Nur die Reichen dürfen nicht zu kurz kommen: 20 Mrd. Steuersenkungen für die nächsten fünf Jahre, davon 11 Milliarden Euro in 2018. Dazu gibt es Steuergeschenke von 1,5 Milliarden Euro für Aktionäre und eine Absenkung der Unternehmenssteuer von 28 auf 25 Prozent.

Gewerkschaften wie die CGT und einige kleinere (Sud, Unsa), gehören zu den energischen Gegnern dieser Regierungspolitik. Philippe Martinez von der CGT zieht Lehren der letzten beiden Jahre: „Man kann Petitionen lancieren, eine starke Mobilisierung haben. Aber wenn man nicht die Mehrheit der Werktätigen zu Aktionen überzeugt, kann man keine Regierung oder keine Unternehmensleitung zum Rückzug zwingen. (…) Die Gewerkschaftseinheit ist eine Notwendigkeit, um den Lohnabhängigen Vertrauen zu geben“. Martinez zeigt sich in letzterer Frage optimistisch, auch wenn manche Gewerkschaften die Gesetzestexte in den Händen haben wollen, bevor sie zu den Kampf- und Streiktagen am 12. September mobilisieren.
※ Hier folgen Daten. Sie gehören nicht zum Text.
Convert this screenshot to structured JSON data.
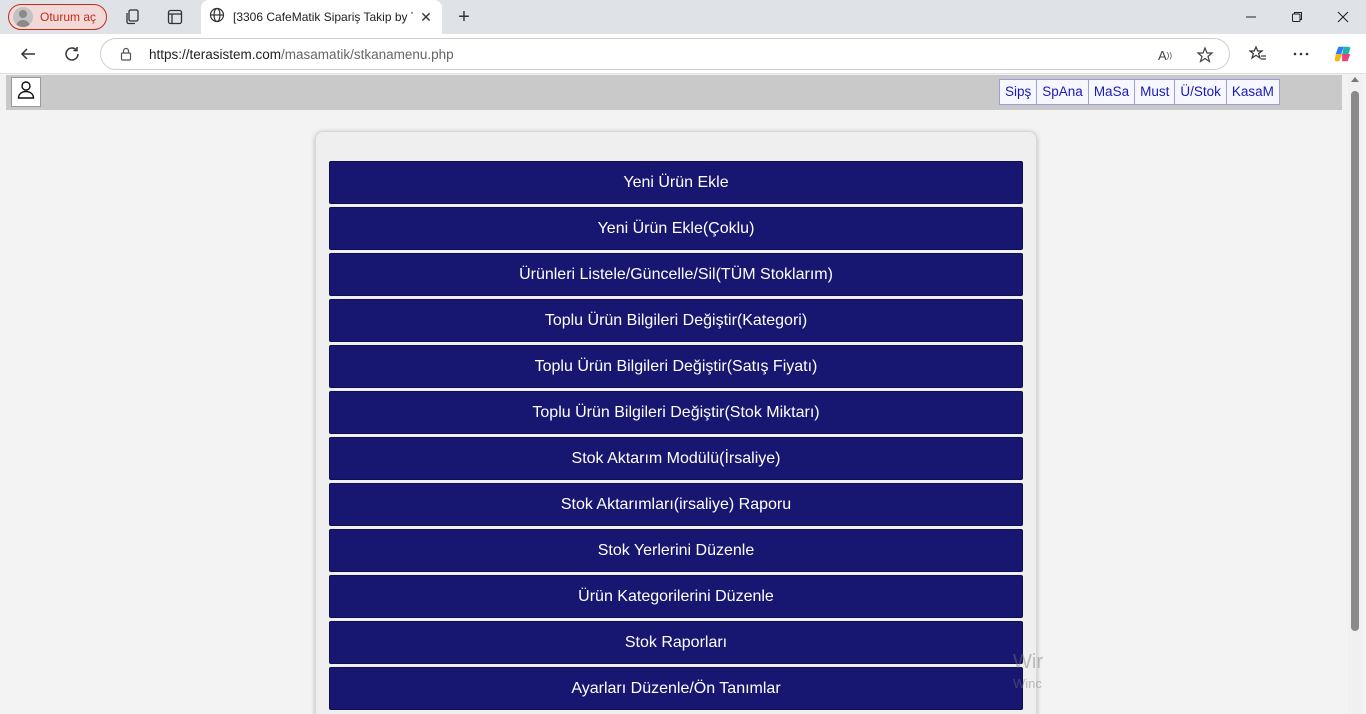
{
  "browser": {
    "profile_label": "Oturum aç",
    "tab_title": "[3306 CafeMatik Sipariş Takip by T",
    "url_host": "https://terasistem.com",
    "url_path": "/masamatik/stkanamenu.php"
  },
  "header": {
    "quick_nav": [
      "Sipş",
      "SpAna",
      "MaSa",
      "Must",
      "Ü/Stok",
      "KasaM"
    ]
  },
  "menu": {
    "items": [
      "Yeni Ürün Ekle",
      "Yeni Ürün Ekle(Çoklu)",
      "Ürünleri Listele/Güncelle/Sil(TÜM Stoklarım)",
      "Toplu Ürün Bilgileri Değiştir(Kategori)",
      "Toplu Ürün Bilgileri Değiştir(Satış Fiyatı)",
      "Toplu Ürün Bilgileri Değiştir(Stok Miktarı)",
      "Stok Aktarım Modülü(İrsaliye)",
      "Stok Aktarımları(irsaliye) Raporu",
      "Stok Yerlerini Düzenle",
      "Ürün Kategorilerini Düzenle",
      "Stok Raporları",
      "Ayarları Düzenle/Ön Tanımlar"
    ]
  },
  "watermark": {
    "line1": "Wir",
    "line2": "Winc"
  },
  "colors": {
    "button_bg": "#171771",
    "profile_accent": "#c42b1c",
    "nav_link": "#1a1ab4"
  }
}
Seit Wochen engagieren sich die Aufrechten Frankreichs (La France insoumise) und die Französische Kommunistische Partei (PCF) innerhalb und außerhalb des Parlaments im gleichen Kampf, der am 12. September zu Großaktionen im ganzen Land führen wird. Der PCF-Generalsekretär Pierre Laurent ruft ebenfalls zur Teilnahme an den Gewerkschaftskämpfen auf.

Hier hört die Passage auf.